Wednesday, May 05, 2010

Wide Open Roses: In Memoriam

Sunset through the Wall at Pt. Fermin

So sad that another apparent suicide victim has been identified at the foot of the cliffs in Pt. Fermin Park. Here's what I wrote several years ago, after another suicide there, when Ted and I lived on Almeria Street:

Wide Open Roses

Wide open roses tumbling over fences
start this peaceful morning,
wild dill trembling in the ocean breeze,
the air so pure I am breathing in blue.
I feel my blood get redder, my hotspur
skin tip its cells up to the sun. This day
I almost take my happiness for granted,
walking my sprung senses serenely along
the sea, where grasses bend and stand up, where
bougainvillea spills down every wall and eave.

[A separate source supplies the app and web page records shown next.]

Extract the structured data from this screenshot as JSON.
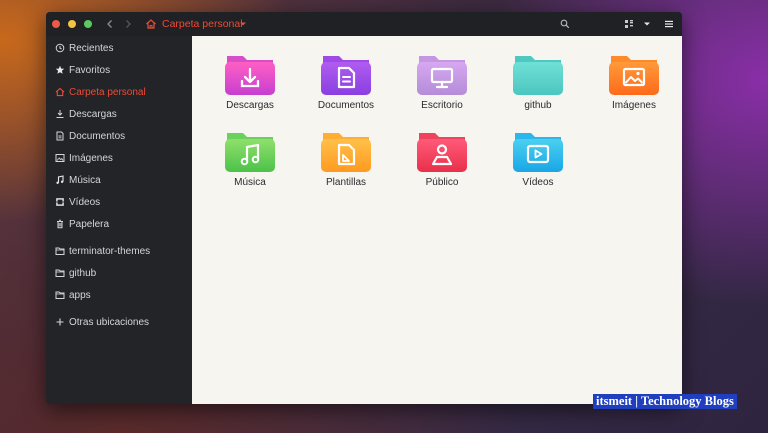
{
  "window": {
    "path_label": "Carpeta personal"
  },
  "sidebar": {
    "items": [
      {
        "label": "Recientes",
        "icon": "clock-icon"
      },
      {
        "label": "Favoritos",
        "icon": "star-icon"
      },
      {
        "label": "Carpeta personal",
        "icon": "home-icon",
        "active": true
      },
      {
        "label": "Descargas",
        "icon": "download-icon"
      },
      {
        "label": "Documentos",
        "icon": "document-icon"
      },
      {
        "label": "Imágenes",
        "icon": "image-icon"
      },
      {
        "label": "Música",
        "icon": "music-icon"
      },
      {
        "label": "Vídeos",
        "icon": "video-icon"
      },
      {
        "label": "Papelera",
        "icon": "trash-icon"
      },
      {
        "label": "terminator-themes",
        "icon": "folder-icon"
      },
      {
        "label": "github",
        "icon": "folder-icon"
      },
      {
        "label": "apps",
        "icon": "folder-icon"
      },
      {
        "label": "Otras ubicaciones",
        "icon": "plus-icon"
      }
    ]
  },
  "folders": [
    {
      "label": "Descargas",
      "icon": "download-icon",
      "color_top": "#ff5fc4",
      "color_bottom": "#c63fd0"
    },
    {
      "label": "Documentos",
      "icon": "document-icon",
      "color_top": "#b05cf0",
      "color_bottom": "#8a3fe0"
    },
    {
      "label": "Escritorio",
      "icon": "monitor-icon",
      "color_top": "#d6a8f0",
      "color_bottom": "#b58cd8"
    },
    {
      "label": "github",
      "icon": "folder-icon",
      "color_top": "#6fe0d6",
      "color_bottom": "#4cc6c0"
    },
    {
      "label": "Imágenes",
      "icon": "image-icon",
      "color_top": "#ff9a3a",
      "color_bottom": "#ff6a1a"
    },
    {
      "label": "Música",
      "icon": "music-icon",
      "color_top": "#8fe06a",
      "color_bottom": "#4cc24a"
    },
    {
      "label": "Plantillas",
      "icon": "template-icon",
      "color_top": "#ffc04a",
      "color_bottom": "#ff9a20"
    },
    {
      "label": "Público",
      "icon": "person-icon",
      "color_top": "#ff5a7a",
      "color_bottom": "#e8304a"
    },
    {
      "label": "Vídeos",
      "icon": "video-icon",
      "color_top": "#4ad0f0",
      "color_bottom": "#1aa6e6"
    }
  ],
  "watermark": {
    "text": "itsmeit | Technology Blogs"
  },
  "colors": {
    "accent": "#ef4a37",
    "sidebar_bg": "#222427",
    "content_bg": "#f6f5f0"
  }
}
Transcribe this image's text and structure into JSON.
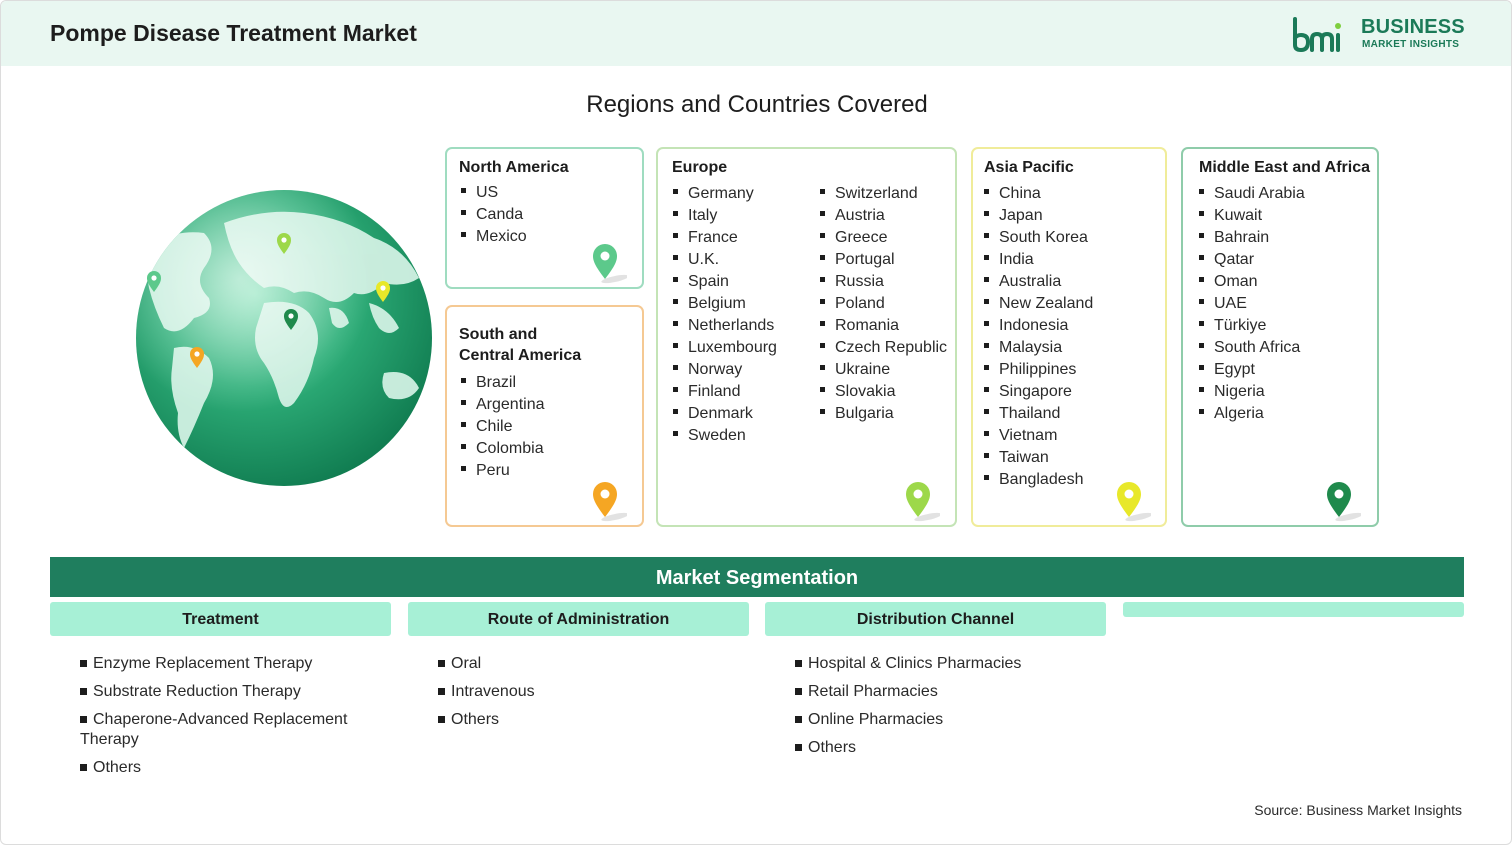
{
  "header": {
    "title": "Pompe Disease Treatment Market",
    "logo_name": "bmi-logo",
    "brand_line1": "BUSINESS",
    "brand_line2": "MARKET INSIGHTS"
  },
  "regions_title": "Regions and Countries Covered",
  "regions": {
    "north_america": {
      "name": "North America",
      "countries": [
        "US",
        "Canda",
        "Mexico"
      ],
      "pin_color": "#5cc98b"
    },
    "south_central_america": {
      "name_line1": "South and",
      "name_line2": "Central America",
      "countries": [
        "Brazil",
        "Argentina",
        "Chile",
        "Colombia",
        "Peru"
      ],
      "pin_color": "#f5a623"
    },
    "europe": {
      "name": "Europe",
      "countries_col1": [
        "Germany",
        "Italy",
        "France",
        "U.K.",
        "Spain",
        "Belgium",
        "Netherlands",
        "Luxembourg",
        "Norway",
        "Finland",
        "Denmark",
        "Sweden"
      ],
      "countries_col2": [
        "Switzerland",
        "Austria",
        "Greece",
        "Portugal",
        "Russia",
        "Poland",
        "Romania",
        "Czech Republic",
        "Ukraine",
        "Slovakia",
        "Bulgaria"
      ],
      "pin_color": "#9dd84a"
    },
    "asia_pacific": {
      "name": "Asia Pacific",
      "countries": [
        "China",
        "Japan",
        "South Korea",
        "India",
        "Australia",
        "New Zealand",
        "Indonesia",
        "Malaysia",
        "Philippines",
        "Singapore",
        "Thailand",
        "Vietnam",
        "Taiwan",
        "Bangladesh"
      ],
      "pin_color": "#e8e82a"
    },
    "middle_east_africa": {
      "name": "Middle East and Africa",
      "countries": [
        "Saudi Arabia",
        "Kuwait",
        "Bahrain",
        "Qatar",
        "Oman",
        "UAE",
        "Türkiye",
        "South Africa",
        "Egypt",
        "Nigeria",
        "Algeria"
      ],
      "pin_color": "#1f8a4c"
    }
  },
  "segmentation": {
    "title": "Market Segmentation",
    "columns": [
      {
        "header": "Treatment",
        "items": [
          "Enzyme Replacement Therapy",
          "Substrate Reduction Therapy",
          "Chaperone-Advanced Replacement Therapy",
          "Others"
        ]
      },
      {
        "header": "Route of Administration",
        "items": [
          "Oral",
          "Intravenous",
          "Others"
        ]
      },
      {
        "header": "Distribution Channel",
        "items": [
          "Hospital & Clinics Pharmacies",
          "Retail Pharmacies",
          "Online Pharmacies",
          "Others"
        ]
      },
      {
        "header": "",
        "items": []
      }
    ]
  },
  "source": "Source: Business Market Insights",
  "colors": {
    "header_bg": "#e9f7f1",
    "accent_dark_green": "#1f7e5e",
    "segment_header_bg": "#a7f0d6"
  }
}
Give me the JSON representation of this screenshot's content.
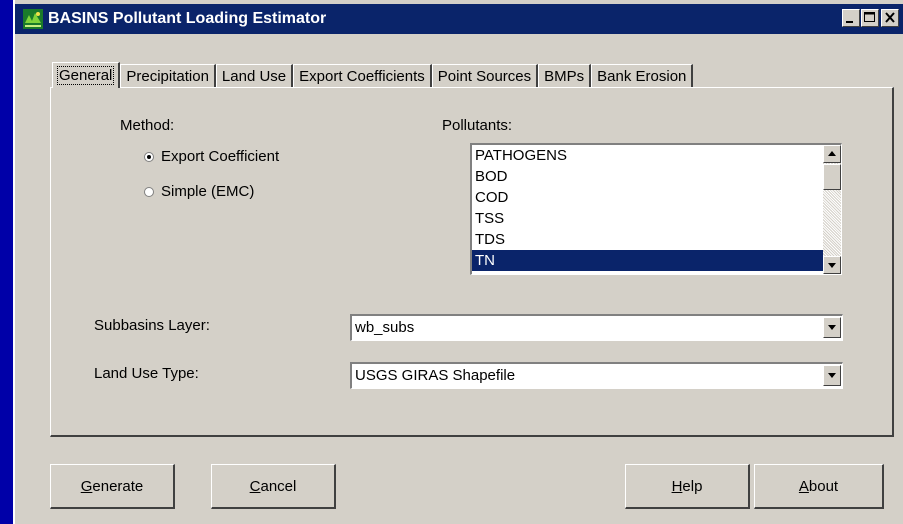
{
  "window": {
    "title": "BASINS Pollutant Loading Estimator",
    "controls": {
      "minimize": "_",
      "maximize": "□",
      "close": "×"
    }
  },
  "tabs": [
    {
      "label": "General",
      "active": true
    },
    {
      "label": "Precipitation"
    },
    {
      "label": "Land Use"
    },
    {
      "label": "Export Coefficients"
    },
    {
      "label": "Point Sources"
    },
    {
      "label": "BMPs"
    },
    {
      "label": "Bank Erosion"
    }
  ],
  "general": {
    "method_label": "Method:",
    "method_options": [
      {
        "label": "Export Coefficient",
        "checked": true
      },
      {
        "label": "Simple (EMC)",
        "checked": false
      }
    ],
    "pollutants_label": "Pollutants:",
    "pollutants": [
      "PATHOGENS",
      "BOD",
      "COD",
      "TSS",
      "TDS",
      "TN"
    ],
    "pollutants_selected": "TN",
    "subbasins_label": "Subbasins Layer:",
    "subbasins_value": "wb_subs",
    "landuse_label": "Land Use Type:",
    "landuse_value": "USGS GIRAS Shapefile"
  },
  "buttons": {
    "generate": {
      "mnemonic": "G",
      "rest": "enerate"
    },
    "cancel": {
      "mnemonic": "C",
      "rest": "ancel"
    },
    "help": {
      "mnemonic": "H",
      "rest": "elp"
    },
    "about": {
      "mnemonic": "A",
      "rest": "bout"
    }
  },
  "colors": {
    "desktop": "#0000a8",
    "titlebar": "#0a246a",
    "face": "#d4d0c8",
    "selection": "#0a246a"
  }
}
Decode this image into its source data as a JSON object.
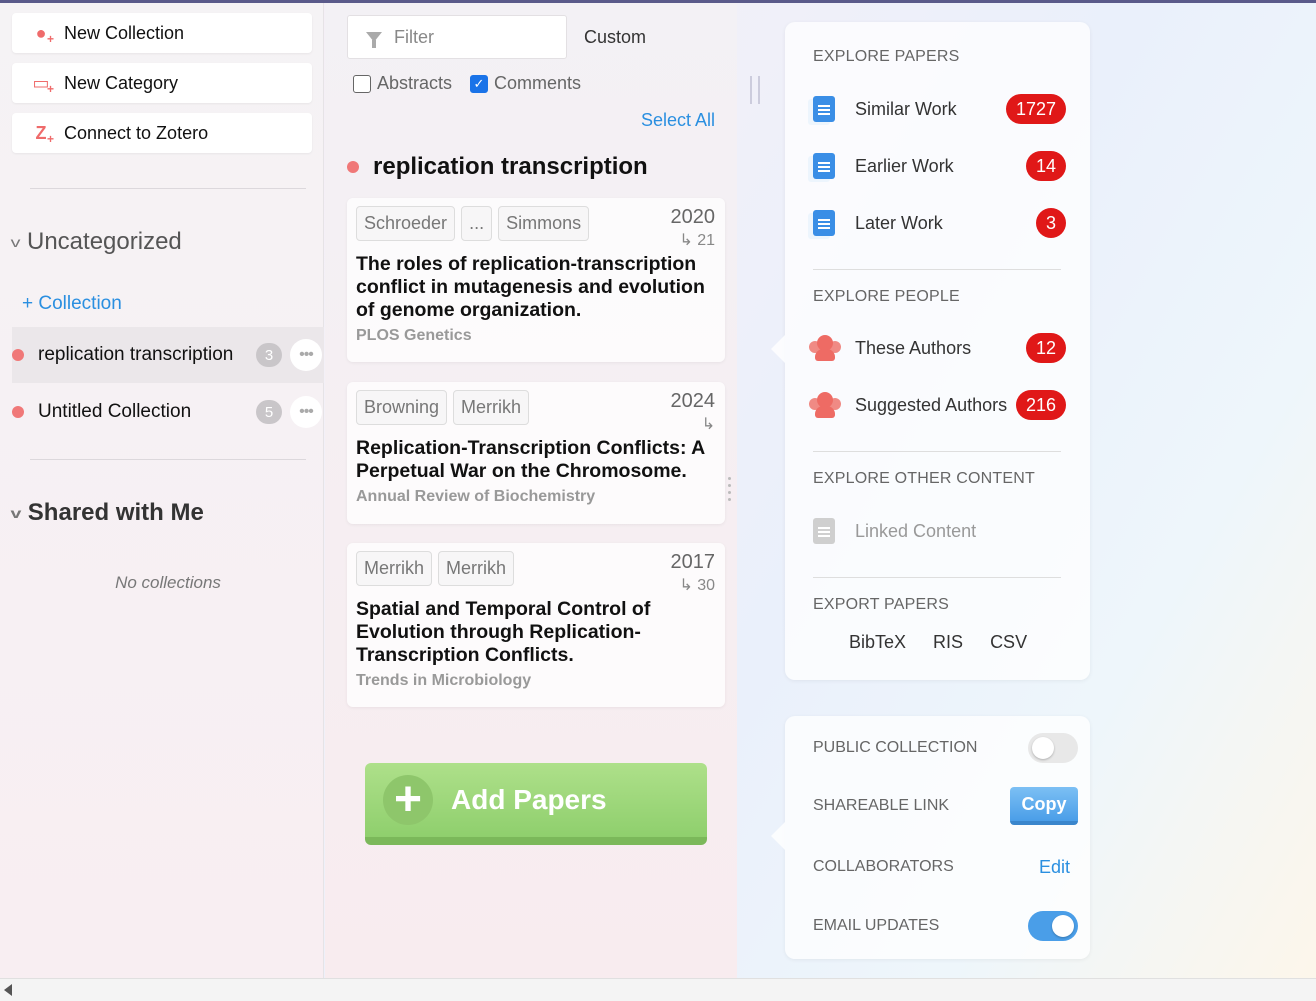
{
  "sidebar": {
    "buttons": [
      {
        "label": "New Collection",
        "icon": "new-collection-icon"
      },
      {
        "label": "New Category",
        "icon": "new-category-icon"
      },
      {
        "label": "Connect to Zotero",
        "icon": "zotero-icon"
      }
    ],
    "uncategorized": {
      "title": "Uncategorized",
      "add_label": "+ Collection",
      "collections": [
        {
          "name": "replication transcription",
          "count": "3"
        },
        {
          "name": "Untitled Collection",
          "count": "5"
        }
      ]
    },
    "shared": {
      "title": "Shared with Me",
      "empty_text": "No collections"
    }
  },
  "middle": {
    "filter_placeholder": "Filter",
    "sort_label": "Custom",
    "abstracts_label": "Abstracts",
    "comments_label": "Comments",
    "select_all": "Select All",
    "collection_title": "replication transcription",
    "papers": [
      {
        "authors": [
          "Schroeder",
          "...",
          "Simmons"
        ],
        "year": "2020",
        "cites": "↳ 21",
        "title": "The roles of replication-transcription conflict in mutagenesis and evolution of genome organization.",
        "journal": "PLOS Genetics"
      },
      {
        "authors": [
          "Browning",
          "Merrikh"
        ],
        "year": "2024",
        "cites": "↳",
        "title": "Replication-Transcription Conflicts: A Perpetual War on the Chromosome.",
        "journal": "Annual Review of Biochemistry"
      },
      {
        "authors": [
          "Merrikh",
          "Merrikh"
        ],
        "year": "2017",
        "cites": "↳ 30",
        "title": "Spatial and Temporal Control of Evolution through Replication-Transcription Conflicts.",
        "journal": "Trends in Microbiology"
      }
    ],
    "add_button": "Add Papers"
  },
  "explore": {
    "papers_head": "EXPLORE PAPERS",
    "similar": {
      "label": "Similar Work",
      "count": "1727"
    },
    "earlier": {
      "label": "Earlier Work",
      "count": "14"
    },
    "later": {
      "label": "Later Work",
      "count": "3"
    },
    "people_head": "EXPLORE PEOPLE",
    "these_authors": {
      "label": "These Authors",
      "count": "12"
    },
    "suggested_authors": {
      "label": "Suggested Authors",
      "count": "216"
    },
    "other_head": "EXPLORE OTHER CONTENT",
    "linked": {
      "label": "Linked Content"
    },
    "export_head": "EXPORT PAPERS",
    "export_options": [
      "BibTeX",
      "RIS",
      "CSV"
    ]
  },
  "settings": {
    "public_label": "PUBLIC COLLECTION",
    "public_on": false,
    "link_label": "SHAREABLE LINK",
    "copy_label": "Copy",
    "collab_label": "COLLABORATORS",
    "edit_label": "Edit",
    "email_label": "EMAIL UPDATES",
    "email_on": true
  },
  "colors": {
    "accent_blue": "#2a8fe0",
    "badge_red": "#e01818",
    "collection_dot": "#f07878",
    "add_green": "#8fcf6d"
  }
}
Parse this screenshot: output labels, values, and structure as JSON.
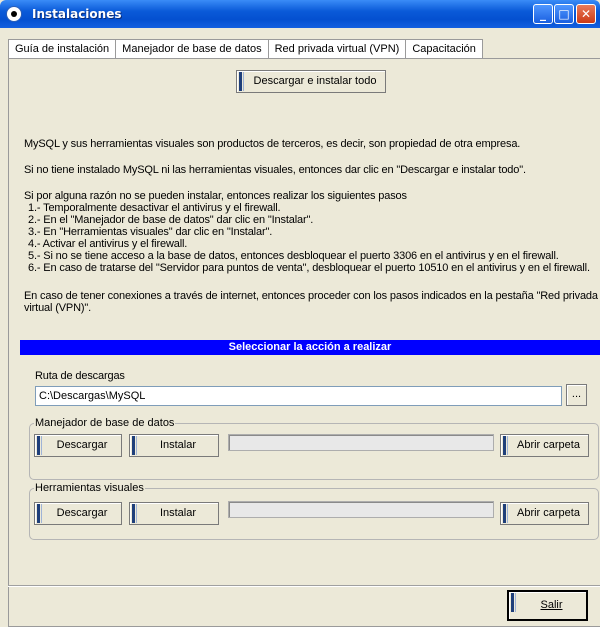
{
  "window": {
    "title": "Instalaciones",
    "controls": {
      "minimize": "_",
      "maximize": "□",
      "close": "✕"
    }
  },
  "tabs": [
    {
      "label": "Guía de instalación"
    },
    {
      "label": "Manejador de base de datos"
    },
    {
      "label": "Red privada virtual (VPN)"
    },
    {
      "label": "Capacitación"
    }
  ],
  "top_button": "Descargar e instalar todo",
  "info": {
    "line1": "MySQL y sus herramientas visuales son productos de terceros, es decir, son propiedad de otra empresa.",
    "line2": "Si no tiene instalado MySQL ni las herramientas visuales, entonces dar clic en \"Descargar e instalar todo\".",
    "steps_intro": "Si por alguna razón no se pueden instalar, entonces realizar los siguientes pasos",
    "steps": [
      "1.- Temporalmente desactivar el antivirus y el firewall.",
      "2.- En el \"Manejador de base de datos\" dar clic en \"Instalar\".",
      "3.- En \"Herramientas visuales\" dar clic en \"Instalar\".",
      "4.- Activar el antivirus y el firewall.",
      "5.- Si no se tiene acceso a la base de datos, entonces desbloquear el puerto 3306 en el antivirus y en el firewall.",
      "6.- En caso de tratarse del \"Servidor para puntos de venta\", desbloquear el puerto 10510 en el antivirus y en el firewall."
    ],
    "vpn_line1": "En caso de tener conexiones a través de internet, entonces proceder con los pasos indicados en la pestaña \"Red privada",
    "vpn_line2": "virtual (VPN)\"."
  },
  "action_header": "Seleccionar la acción a realizar",
  "download_path": {
    "label": "Ruta de descargas",
    "value": "C:\\Descargas\\MySQL",
    "browse": "..."
  },
  "groups": {
    "db": {
      "legend": "Manejador de base de datos",
      "download": "Descargar",
      "install": "Instalar",
      "progress": 0,
      "open_folder": "Abrir carpeta"
    },
    "tools": {
      "legend": "Herramientas visuales",
      "download": "Descargar",
      "install": "Instalar",
      "progress": 0,
      "open_folder": "Abrir carpeta"
    }
  },
  "exit_button": "Salir"
}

But I am walking with a reason -- to see
where a woman jumped or fell, they didn’t
know which, on Tuesday. It happened
close to noon, they said – so cruel, full sun.
They found her body at three in the clackety stones
of low tide. I am here to try to know, I think,
how my new joy collides and cleaves
to what might have been her despair.
The truth in my heart like a sprig of sage:
how those tough cousins, our
hope and hopelessness, can be such
rivals, sometimes depending on
the curve of the rose that morning, the kiss
or the missing kiss of one azure day.